--On Wednesday, June 26, 2002 12:39 PM +0200 Laurent Combe
<[EMAIL PROTECTED]> wrote:
> with remote.monitor (v1.7)
> you can use arg called (--bigsummary)
>
> with the following output :
>
># --bigsummary : flag to extend the summary of this monitor
># return for each failed mon server the list of the
># failed. Like : host1([g1:s1{sum}|s3{sum}][g4:s5{sum}])
> ...
>
> where g1,g2,... are hostgroups
> where s1,s2,... are services
> and sum the summary
>
> does it help ?
> do you want i mail you directly this release ?
>
I think you misunderstood what I meant, maybe I wasn't clear.

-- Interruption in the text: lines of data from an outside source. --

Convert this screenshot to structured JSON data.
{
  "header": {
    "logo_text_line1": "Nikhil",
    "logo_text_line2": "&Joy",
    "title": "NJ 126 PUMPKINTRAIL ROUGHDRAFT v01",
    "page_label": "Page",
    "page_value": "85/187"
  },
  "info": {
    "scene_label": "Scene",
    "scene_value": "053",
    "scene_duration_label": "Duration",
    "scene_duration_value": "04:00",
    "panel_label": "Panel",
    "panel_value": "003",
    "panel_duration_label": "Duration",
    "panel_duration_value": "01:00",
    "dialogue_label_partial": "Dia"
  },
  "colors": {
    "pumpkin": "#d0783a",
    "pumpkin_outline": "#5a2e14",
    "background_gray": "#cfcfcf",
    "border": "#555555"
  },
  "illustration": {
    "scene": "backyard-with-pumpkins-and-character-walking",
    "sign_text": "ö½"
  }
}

My understanding of remote.monitor is that the "master" server would only
end up with a single hostgroup/service entry, and all the failure
information about the sub-servers would be in the summary for that single
entry. I want the "master" to have entries for every hostgroup/service
monitored by the sub-servers. That way if a service monitored by
sub-server A is actually dependent on a service monitored by sub-server B,
the master server can verify that dependency before sending an alert. Also
a client (like mon.cgi) can talk to just the master server, and get back
full status information rather then just a success/failure status bit for
the entire system (plus a summary containing the actual details). (And the
full status information, i.e. the FULL output from the failed montiors,
would be unavailable I think.)
Put another way, if I could call remote monitor and tell it precisely which
server/hostgroup/service to check, and just have it report based on the
status of that service, it would be closer to useful. But I still think
we'd lose the exit codes from the original monitor scripts, but maybe there
is a way to get those. I haven't actually used remote.monitor, I've just
looked at what the (sparse) documentation says it does.
-David
David Nolan <*> [EMAIL PROTECTED]
curses: May you be forced to grep the termcap of an unclean yacc while
a herd of rogue emacs fsck your troff and vgrind your pathalias!